Accordingly, Defendant American Bank's Motion for an Order Directing Andrew Preston and American Bank to Abate or Stay Prosecution and Defense of Arbitration Proceeding (Case No. 2:08-cv-327, Docket # 21; Case No. 2:09-cv-475, Docket # 8) is DENIED. Case number 2:08-cv-327 remains STAYED pending completion of arbitration.
1. In support of its Motion to Dismiss filed when Evest was a party to case number 2:08-cv-327, American Bank argued that Evest was "not a party to the Agreement between Mr. Preston and American Bank" and that "American Bank does not undertake to do anything for Evest's benefit in the Agreement." (American Bank's Mot. To Dismiss (Case No. 2:08-cv-327, Docket # 9), p. 5.) Aside from the merits of its argument, American Bank may be judicially estopped from now asserting that Evest is subject to the arbitration clause in the Agreement. See Alternative Sys. Concepts, Inc. v. Synopsys, Inc., 374 F.3d 23, 34 (1st Cir. 2004) (judicial estoppel prevents a party from taking inconsistent positions at different phases in the same litigation).

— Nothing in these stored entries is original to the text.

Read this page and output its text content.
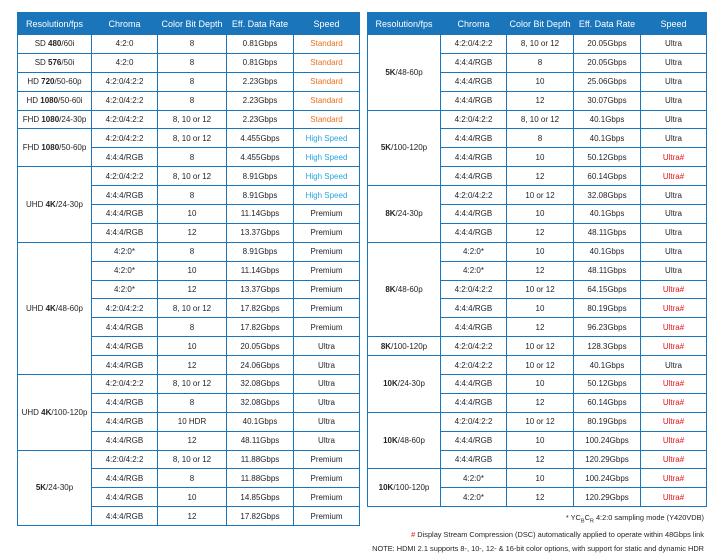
Resolution/fps	Chroma	Color Bit Depth	Eff. Data Rate	Speed
SD 480/60i	4:2:0	8	0.81Gbps	Standard
SD 576/50i	4:2:0	8	0.81Gbps	Standard
HD 720/50-60p	4:2:0/4:2:2	8	2.23Gbps	Standard
HD 1080/50-60i	4:2:0/4:2:2	8	2.23Gbps	Standard
FHD 1080/24-30p	4:2:0/4:2:2	8, 10 or 12	2.23Gbps	Standard
FHD 1080/50-60p	4:2:0/4:2:2	8, 10 or 12	4.455Gbps	High Speed
	4:4:4/RGB	8	4.455Gbps	High Speed
UHD 4K/24-30p	4:2:0/4:2:2	8, 10 or 12	8.91Gbps	High Speed
	4:4:4/RGB	8	8.91Gbps	High Speed
	4:4:4/RGB	10	11.14Gbps	Premium
	4:4:4/RGB	12	13.37Gbps	Premium
UHD 4K/48-60p	4:2:0*	8	8.91Gbps	Premium
	4:2:0*	10	11.14Gbps	Premium
	4:2:0*	12	13.37Gbps	Premium
	4:2:0/4:2:2	8, 10 or 12	17.82Gbps	Premium
	4:4:4/RGB	8	17.82Gbps	Premium
	4:4:4/RGB	10	20.05Gbps	Ultra
	4:4:4/RGB	12	24.06Gbps	Ultra
UHD 4K/100-120p	4:2:0/4:2:2	8, 10 or 12	32.08Gbps	Ultra
	4:4:4/RGB	8	32.08Gbps	Ultra
	4:4:4/RGB	10 HDR	40.1Gbps	Ultra
	4:4:4/RGB	12	48.11Gbps	Ultra
5K/24-30p	4:2:0/4:2:2	8, 10 or 12	11.88Gbps	Premium
	4:4:4/RGB	8	11.88Gbps	Premium
	4:4:4/RGB	10	14.85Gbps	Premium
	4:4:4/RGB	12	17.82Gbps	Premium
Resolution/fps	Chroma	Color Bit Depth	Eff. Data Rate	Speed
5K/48-60p	4:2:0/4:2:2	8, 10 or 12	20.05Gbps	Ultra
	4:4:4/RGB	8	20.05Gbps	Ultra
	4:4:4/RGB	10	25.06Gbps	Ultra
	4:4:4/RGB	12	30.07Gbps	Ultra
5K/100-120p	4:2:0/4:2:2	8, 10 or 12	40.1Gbps	Ultra
	4:4:4/RGB	8	40.1Gbps	Ultra
	4:4:4/RGB	10	50.12Gbps	Ultra#
	4:4:4/RGB	12	60.14Gbps	Ultra#
8K/24-30p	4:2:0/4:2:2	10 or 12	32.08Gbps	Ultra
	4:4:4/RGB	10	40.1Gbps	Ultra
	4:4:4/RGB	12	48.11Gbps	Ultra
8K/48-60p	4:2:0*	10	40.1Gbps	Ultra
	4:2:0*	12	48.11Gbps	Ultra
	4:2:0/4:2:2	10 or 12	64.15Gbps	Ultra#
	4:4:4/RGB	10	80.19Gbps	Ultra#
	4:4:4/RGB	12	96.23Gbps	Ultra#
8K/100-120p	4:2:0/4:2:2	10 or 12	128.3Gbps	Ultra#
10K/24-30p	4:2:0/4:2:2	10 or 12	40.1Gbps	Ultra
	4:4:4/RGB	10	50.12Gbps	Ultra#
	4:4:4/RGB	12	60.14Gbps	Ultra#
10K/48-60p	4:2:0/4:2:2	10 or 12	80.19Gbps	Ultra#
	4:4:4/RGB	10	100.24Gbps	Ultra#
	4:4:4/RGB	12	120.29Gbps	Ultra#
10K/100-120p	4:2:0*	10	100.24Gbps	Ultra#
	4:2:0*	12	120.29Gbps	Ultra#
* $YC_BC_R$ 4:2:0 sampling mode (Y420VDB)
# Display Stream Compression (DSC) automatically applied to operate within 48Gbps link
NOTE: HDMI 2.1 supports 8-, 10-, 12- & 16-bit color options, with support for static and dynamic HDR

2. The Court also notes that Evest's claim against American Bank is styled as a "Complaint for Equitable Relief." (Compl. for Equitable Relief (Case No. 2:09-cv-457, Docket # 1-2).) As the Agreement's arbitration clause specifically excludes "petitions for equitable relief," it is questionable whether Evest's claim against American Bank would be subject to arbitration even if Evest were a party to the Agreement.
3. The Court again notes that American Bank seems to be taking a position contrary to that which it asserted in its Motion to Dismiss and may be judicially estopped from asserting that the claims arising out of or related to the Agreement should not be arbitrated.